After 34 years in the restaurant business ' practically a round-the-clock commitment ' Phares characterizes the sale as a business decision and says he will help his son Chad and wife Maria at their Lafayette oyster restaurant, Phares'. "If he's shorthanded," Jack says, "I'll pitch in and help."
MAY 17 Here's a column from James Gill, this time in the Advocate. Gill, who has jumped ship from the Picayune, writes about the absurdity of dueling polls in this post. The numbers are so wildly different, it is obvious that both sides are "cooking the books," he writes. In particular, he looks at Sen. Mary Landrieu, and how her recent actions in DC have been received by those polled. Gill's acerbic, amusing prose is a welcome addition to a paper so conservative as to be occasionally lacking in personality.
MAY 17 Blogger Tom Aswell continues delivering bombshells about the state education department and Gov. Jindal's education "reform" efforts. In this post, he reports that students in the Shreveport area have been signed up for a charter school without their knowledge or consent. Most interesting to Aswell is how this Texas-based charter (with ties to GOP types) got the personal student information it has, if the students didn't give it.
MAY 17 This post by JR Ball in the Baton Rouge Business Report is an interesting tongue-in-cheek look at recent Baton Rouge economic development efforts. Among the items he examines is the idea that gaining a Costco makes BR a "world-class city." (Really? All you need is a different brand of Sam's? MK!) This effort, and other recent ones, are all built on the taxpayer's back, with tax zones, tax incentives and tax rebates, Ball writes.

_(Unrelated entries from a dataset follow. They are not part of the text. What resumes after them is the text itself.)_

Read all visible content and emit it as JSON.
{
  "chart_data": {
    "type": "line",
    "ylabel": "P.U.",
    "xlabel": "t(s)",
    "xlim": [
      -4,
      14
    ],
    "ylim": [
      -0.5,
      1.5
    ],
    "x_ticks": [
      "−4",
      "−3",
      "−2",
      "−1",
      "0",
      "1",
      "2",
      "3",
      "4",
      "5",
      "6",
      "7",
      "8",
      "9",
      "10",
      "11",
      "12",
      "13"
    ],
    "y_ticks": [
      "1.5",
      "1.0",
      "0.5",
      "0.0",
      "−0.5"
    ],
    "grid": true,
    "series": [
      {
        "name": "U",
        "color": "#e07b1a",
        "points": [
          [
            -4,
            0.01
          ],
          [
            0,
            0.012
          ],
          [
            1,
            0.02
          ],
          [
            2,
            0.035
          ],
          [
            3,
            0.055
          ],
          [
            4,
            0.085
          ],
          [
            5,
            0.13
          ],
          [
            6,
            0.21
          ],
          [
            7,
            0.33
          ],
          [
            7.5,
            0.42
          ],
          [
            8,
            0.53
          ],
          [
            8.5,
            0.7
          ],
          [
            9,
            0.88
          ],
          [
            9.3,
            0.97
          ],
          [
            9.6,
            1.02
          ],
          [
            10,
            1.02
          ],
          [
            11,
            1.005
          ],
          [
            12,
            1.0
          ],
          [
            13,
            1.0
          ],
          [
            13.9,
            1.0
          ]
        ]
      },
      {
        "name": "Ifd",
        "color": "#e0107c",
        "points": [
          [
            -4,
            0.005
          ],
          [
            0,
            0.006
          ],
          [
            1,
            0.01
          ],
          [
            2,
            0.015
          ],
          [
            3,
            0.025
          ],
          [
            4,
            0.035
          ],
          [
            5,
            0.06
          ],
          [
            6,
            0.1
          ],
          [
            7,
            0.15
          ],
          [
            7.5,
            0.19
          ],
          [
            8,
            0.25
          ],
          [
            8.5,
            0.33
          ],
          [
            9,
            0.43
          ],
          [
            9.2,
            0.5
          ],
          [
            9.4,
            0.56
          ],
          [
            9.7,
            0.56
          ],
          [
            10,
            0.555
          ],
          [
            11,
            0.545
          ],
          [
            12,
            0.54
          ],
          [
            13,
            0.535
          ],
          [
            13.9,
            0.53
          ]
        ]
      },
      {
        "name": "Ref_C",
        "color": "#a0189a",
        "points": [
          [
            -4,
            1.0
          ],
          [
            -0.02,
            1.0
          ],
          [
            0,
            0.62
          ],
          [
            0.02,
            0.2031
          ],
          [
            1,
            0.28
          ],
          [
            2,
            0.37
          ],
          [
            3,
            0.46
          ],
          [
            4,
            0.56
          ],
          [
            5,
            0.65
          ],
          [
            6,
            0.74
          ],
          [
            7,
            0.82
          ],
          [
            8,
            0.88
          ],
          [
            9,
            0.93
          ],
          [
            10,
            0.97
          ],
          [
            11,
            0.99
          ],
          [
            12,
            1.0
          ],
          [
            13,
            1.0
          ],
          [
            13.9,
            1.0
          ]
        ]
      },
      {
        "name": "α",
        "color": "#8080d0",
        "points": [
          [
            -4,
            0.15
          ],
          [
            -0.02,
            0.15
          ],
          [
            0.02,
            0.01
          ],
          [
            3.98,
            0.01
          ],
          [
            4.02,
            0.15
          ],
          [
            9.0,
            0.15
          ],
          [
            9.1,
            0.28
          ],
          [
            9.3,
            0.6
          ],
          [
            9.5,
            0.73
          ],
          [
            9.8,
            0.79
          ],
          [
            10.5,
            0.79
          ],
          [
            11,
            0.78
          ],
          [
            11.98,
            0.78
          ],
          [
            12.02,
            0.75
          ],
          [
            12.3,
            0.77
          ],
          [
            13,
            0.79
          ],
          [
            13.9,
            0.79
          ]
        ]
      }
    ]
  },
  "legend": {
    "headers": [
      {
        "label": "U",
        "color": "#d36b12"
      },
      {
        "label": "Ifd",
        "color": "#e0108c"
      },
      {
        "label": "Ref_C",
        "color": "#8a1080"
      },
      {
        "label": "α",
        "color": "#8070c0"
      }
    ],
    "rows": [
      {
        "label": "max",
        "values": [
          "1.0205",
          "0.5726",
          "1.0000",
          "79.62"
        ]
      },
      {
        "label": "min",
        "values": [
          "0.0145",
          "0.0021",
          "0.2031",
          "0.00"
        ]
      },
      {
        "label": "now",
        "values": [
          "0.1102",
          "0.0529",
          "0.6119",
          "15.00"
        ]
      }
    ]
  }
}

MAY 17 Blogger CB Forgotston is critical of the legislature's reliance on a revenue-estimating committee's decision to include projected tax amnesty income in this year's forecast. That's a problem, CB posts, because the deadline for these people to pay their taxes is June 30, 2014. So when do you think these people who haven't paid taxes in years are going to pay their taxes? Surely not before June 30, and that means the money won't be there for this year's budget, he argues.
MAY 17 Here's an interesting blog out of California by a Hollywood writer, attorney and academic named Brian Alan Lane. He blogs about higher ed, and was a whistle-blower in a scandal over false credentials. In this post, he takes aim at LSU's new top dog, King Alexander. It's convoluted and a little confusing, but it sure makes Alexander a lot more interesting than he was yesterday.

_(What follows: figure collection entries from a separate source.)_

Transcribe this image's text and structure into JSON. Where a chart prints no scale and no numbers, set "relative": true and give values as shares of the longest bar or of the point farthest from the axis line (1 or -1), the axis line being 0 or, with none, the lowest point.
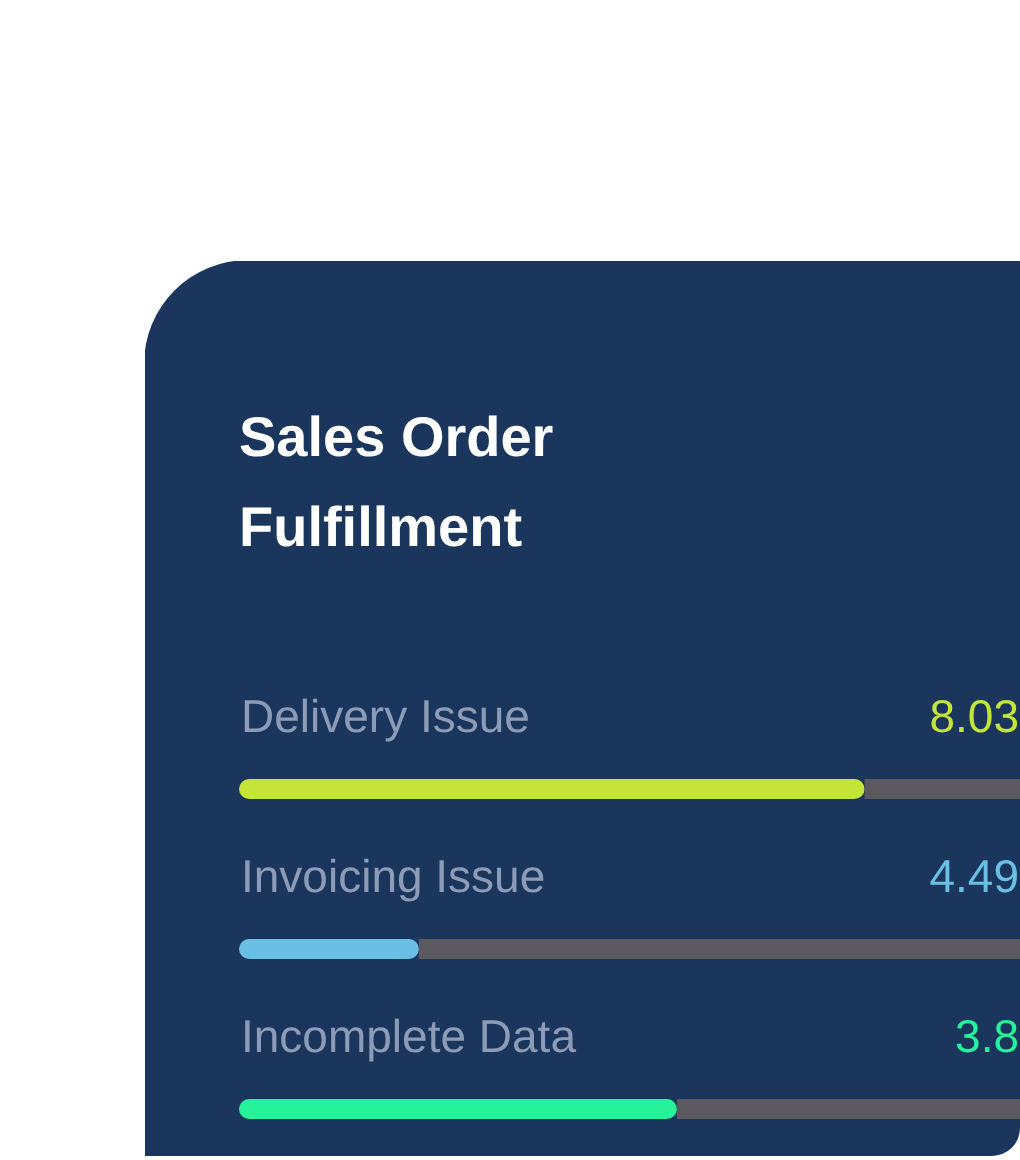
{
  "chart_data": {
    "type": "bar",
    "orientation": "horizontal",
    "stacked": true,
    "relative": true,
    "title": "Sales Order Fulfillment",
    "categories": [
      "Delivery Issue",
      "Invoicing Issue",
      "Incomplete Data"
    ],
    "series": [
      {
        "colors": [
          "#c4e538",
          "#6ac0e4",
          "#26f29a"
        ],
        "values": [
          0.8,
          0.23,
          0.56
        ]
      },
      {
        "color": "#5a5a5e",
        "values": [
          0.2,
          0.77,
          0.44
        ]
      }
    ],
    "annotations": [
      "8.03",
      "4.49",
      "3.8"
    ]
  }
}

MAY 17 Blogger Robert Mann writes about the LSU Board's refusal to allow Dr. Fred Cerise to testify before the legislature about Gov. Jindal's plan to close down all the state's charity hospitals and dump the poor on the private system. It's hard to imagine anyone more qualified than Cerise to testify about that, so why would anyone try to prevent him doing so? Mann thinks it is because the powers that be aren't interested in hearing any truth about the plan.
MAY 17 This post on the Louisiana Sinkhole Bugle, a blog that notes developments in the Bayou Corne and Jefferson Island salt domes, talks about a proposed expansion of the salt dome storage under Lake Peigneur in Iberia Parish. Residents are working against it for several reasons, including two biggies: the sinkhole disaster in Bayou Corne and the continuing, unexplained bubbling on the surface of the Lake.

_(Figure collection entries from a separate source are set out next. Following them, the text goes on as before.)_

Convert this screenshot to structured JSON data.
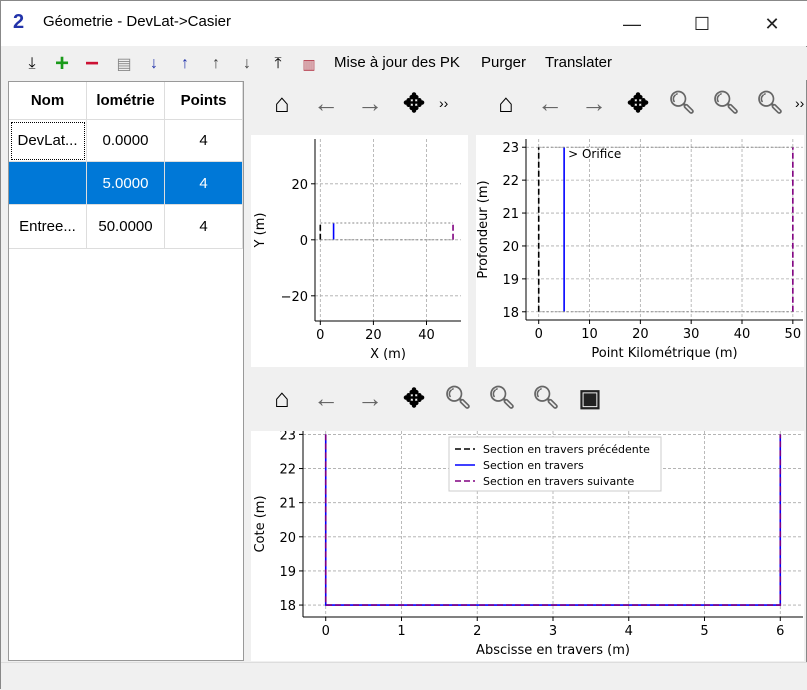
{
  "window": {
    "title": "Géometrie - DevLat->Casier",
    "minimize": "—",
    "maximize": "☐",
    "close": "✕",
    "logo": "PAM HYR 2"
  },
  "toolbar": {
    "icons": [
      "import-icon",
      "add-icon",
      "remove-icon",
      "edit-icon",
      "sort-ascending-icon",
      "sort-descending-icon",
      "move-up-icon",
      "move-down-icon",
      "export-icon",
      "sections-icon"
    ],
    "update_pk": "Mise à jour des PK",
    "purge": "Purger",
    "translate": "Translater"
  },
  "table": {
    "headers": [
      "Nom",
      "lométrie",
      "Points"
    ],
    "rows": [
      {
        "name": "DevLat...",
        "km": "0.0000",
        "points": "4"
      },
      {
        "name": "",
        "km": "5.0000",
        "points": "4",
        "selected": true
      },
      {
        "name": "Entree...",
        "km": "50.0000",
        "points": "4"
      }
    ]
  },
  "nav": {
    "home": "⌂",
    "back": "←",
    "forward": "→",
    "pan": "✥",
    "more": "››"
  },
  "accent": "#0078d7",
  "chart_data": [
    {
      "type": "line",
      "xlabel": "X (m)",
      "ylabel": "Y (m)",
      "xlim": [
        -2,
        53
      ],
      "ylim": [
        -29,
        36
      ],
      "xticks": [
        0,
        20,
        40
      ],
      "yticks": [
        -20,
        0,
        20
      ],
      "grid": true,
      "series": [
        {
          "color": "#000000",
          "dash": "dashed",
          "x": [
            0,
            0
          ],
          "y": [
            0,
            6
          ]
        },
        {
          "color": "#0000ff",
          "dash": "solid",
          "x": [
            5,
            5
          ],
          "y": [
            0,
            6
          ]
        },
        {
          "color": "#800080",
          "dash": "dashed",
          "x": [
            50,
            50
          ],
          "y": [
            0,
            6
          ]
        },
        {
          "color": "#888888",
          "dash": "dotted",
          "x": [
            0,
            50
          ],
          "y": [
            6,
            6
          ]
        },
        {
          "color": "#888888",
          "dash": "dotted",
          "x": [
            0,
            50
          ],
          "y": [
            0,
            0
          ]
        }
      ]
    },
    {
      "type": "line",
      "xlabel": "Point Kilométrique (m)",
      "ylabel": "Profondeur (m)",
      "xlim": [
        -2.5,
        52
      ],
      "ylim": [
        17.75,
        23.25
      ],
      "xticks": [
        0,
        10,
        20,
        30,
        40,
        50
      ],
      "yticks": [
        18,
        19,
        20,
        21,
        22,
        23
      ],
      "grid": true,
      "annotation": "> Orifice",
      "series": [
        {
          "color": "#000000",
          "dash": "dashed",
          "x": [
            0,
            0
          ],
          "y": [
            18,
            23
          ]
        },
        {
          "color": "#0000ff",
          "dash": "solid",
          "x": [
            5,
            5
          ],
          "y": [
            18,
            23
          ]
        },
        {
          "color": "#800080",
          "dash": "dashed",
          "x": [
            50,
            50
          ],
          "y": [
            18,
            23
          ]
        },
        {
          "color": "#888888",
          "dash": "dotted",
          "x": [
            0,
            50
          ],
          "y": [
            23,
            23
          ]
        },
        {
          "color": "#888888",
          "dash": "dotted",
          "x": [
            0,
            50
          ],
          "y": [
            18,
            18
          ]
        }
      ]
    },
    {
      "type": "line",
      "xlabel": "Abscisse en travers (m)",
      "ylabel": "Cote (m)",
      "xlim": [
        -0.3,
        6.3
      ],
      "ylim": [
        17.65,
        23.1
      ],
      "xticks": [
        0,
        1,
        2,
        3,
        4,
        5,
        6
      ],
      "yticks": [
        18,
        19,
        20,
        21,
        22,
        23
      ],
      "grid": true,
      "legend": "top-center",
      "series": [
        {
          "name": "Section en travers précédente",
          "color": "#000000",
          "dash": "dashed",
          "x": [],
          "y": []
        },
        {
          "name": "Section en travers",
          "color": "#0000ff",
          "dash": "solid",
          "x": [
            0,
            0,
            6,
            6
          ],
          "y": [
            23,
            18,
            18,
            23
          ]
        },
        {
          "name": "Section en travers suivante",
          "color": "#800080",
          "dash": "dashed",
          "x": [
            0,
            0,
            6,
            6
          ],
          "y": [
            23,
            18,
            18,
            23
          ]
        }
      ]
    }
  ]
}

MAY 17 NOLA police arrested more people Thursday accused of either being involved in the Mother's Day shooting or hiding the suspect afterward, this Gambit story reports. The NOLA police chief said he suspects the whole thing was gang-related and throws out a challenge to the gangs: he's got informants now, he says, and he knows a lot more than the gangs want him to know. The people who live in the neighborhoods terrorized by gangs are ready to talk, he says.